Pourquoi Gouraud fit-il cette poussière d’États ? Fut-ce, ainsi qu’on le prétend dans le Levant, pour multiplier les postes de gouverneurs, sous-gouverneurs, délégués et fonctionnaires de toutes natures, pour offrir fastueusement à ses collaborateurs militaires et civils des emplois grassement rémunérés sur les budgets locaux ? Je ne m’arrête pas à cette idée. Gouraud est aussi intègre, qu’il est loyal. S’il divisa, c’est qu’il pensa, ainsi, pouvoir mieux régner.

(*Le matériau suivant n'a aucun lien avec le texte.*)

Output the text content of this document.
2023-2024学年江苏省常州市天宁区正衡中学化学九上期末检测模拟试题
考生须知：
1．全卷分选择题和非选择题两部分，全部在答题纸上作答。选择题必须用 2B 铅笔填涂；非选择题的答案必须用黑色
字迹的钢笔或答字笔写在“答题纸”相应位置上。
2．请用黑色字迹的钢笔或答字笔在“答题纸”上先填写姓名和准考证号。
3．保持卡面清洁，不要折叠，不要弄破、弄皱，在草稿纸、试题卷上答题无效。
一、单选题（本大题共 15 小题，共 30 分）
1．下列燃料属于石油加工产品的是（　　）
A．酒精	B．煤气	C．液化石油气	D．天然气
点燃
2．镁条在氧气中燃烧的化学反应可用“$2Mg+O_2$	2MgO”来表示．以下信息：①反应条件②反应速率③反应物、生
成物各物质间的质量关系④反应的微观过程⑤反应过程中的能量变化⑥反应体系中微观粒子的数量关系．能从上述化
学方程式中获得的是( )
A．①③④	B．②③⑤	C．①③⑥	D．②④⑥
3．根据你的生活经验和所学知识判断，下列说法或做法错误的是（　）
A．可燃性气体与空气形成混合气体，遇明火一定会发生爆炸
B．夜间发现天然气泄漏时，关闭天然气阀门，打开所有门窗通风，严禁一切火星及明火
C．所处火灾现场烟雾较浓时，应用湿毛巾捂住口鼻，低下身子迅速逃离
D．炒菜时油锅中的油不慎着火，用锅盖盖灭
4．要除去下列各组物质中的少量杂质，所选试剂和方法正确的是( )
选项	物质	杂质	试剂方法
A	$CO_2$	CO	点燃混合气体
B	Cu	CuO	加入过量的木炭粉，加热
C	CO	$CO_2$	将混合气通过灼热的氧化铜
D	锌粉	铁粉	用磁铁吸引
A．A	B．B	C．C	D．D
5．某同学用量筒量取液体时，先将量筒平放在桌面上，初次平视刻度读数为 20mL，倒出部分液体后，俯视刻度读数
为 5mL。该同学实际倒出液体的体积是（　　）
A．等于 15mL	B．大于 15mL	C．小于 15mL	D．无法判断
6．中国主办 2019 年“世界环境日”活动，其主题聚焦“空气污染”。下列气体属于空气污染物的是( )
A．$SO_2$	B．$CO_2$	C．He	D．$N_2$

Hélas ! en ce pays, où toutes choses sont si compliquées, si difficiles, il est des conceptions, des formules (excellentes, peut-être, ailleurs) qu’il n’y faut point importer. En divisant, Gouraud porta une grave atteinte au sentiment national des éléments syriens les plus évolués, les plus sérieux dont il eût pu obtenir une précieuse collaboration et dont il fit des adversaires de cette Puissance Mandataire qui, sans apparente raison raisonnable, préludait à son action tutélaire en morcelant leur pays.
Par ailleurs, il créait de nouveaux particularismes, encourageait les intrigues locales, donnait à d’infimes groupements ethniques ou religieux l’extravagante ambition d’être érigés en États, d’avoir un Conseil Représentatif, un drapeau, un timbre-poste !
De misérables bourgades élevèrent la prétention d’être capitales. Et certains de nos fonctionnaires — mon Dieu, c’est très humain ! — qui, n’étant que sous-ordres, souhaitaient de monter en grade et devenir à leur tour gouverneurs, allèrent jusqu’à susciter artificiellement certains mouvements séparatistes !
Peut-être n’avez-vous pas oublié ce Reclus d’Alep qui voulut être roi !
De la Syrie, Gouraud avait fait une Macédoine, une Macédoine sillonnée de frontières arbitraires que, par la suite, lui et ses successeurs, s’abandonnant à leur inspiration personnelle ou obéissant aux suggestions qu’ils recevaient, multipliaient, déplaçaient, supprimaient[23].
[23] En six années, la Syrie connut toutes les aventures territoriales. Elle fut divisée, puis fédérée, puis découpée une fois encore. A peine l’unité des États d’Alep et de Damas fut-elle proclamée (1er janvier 1925) que le pseudo-mouvement séparatiste d’Alep se déclenchait. On peut le rapprocher du pseudo-mouvement séparatiste d’Alexandrette. Après avoir demandé son indépendance en mars 1926, le sandjak réclamait, au mois de juin de la même année, son rattachement à la Syrie de Damas.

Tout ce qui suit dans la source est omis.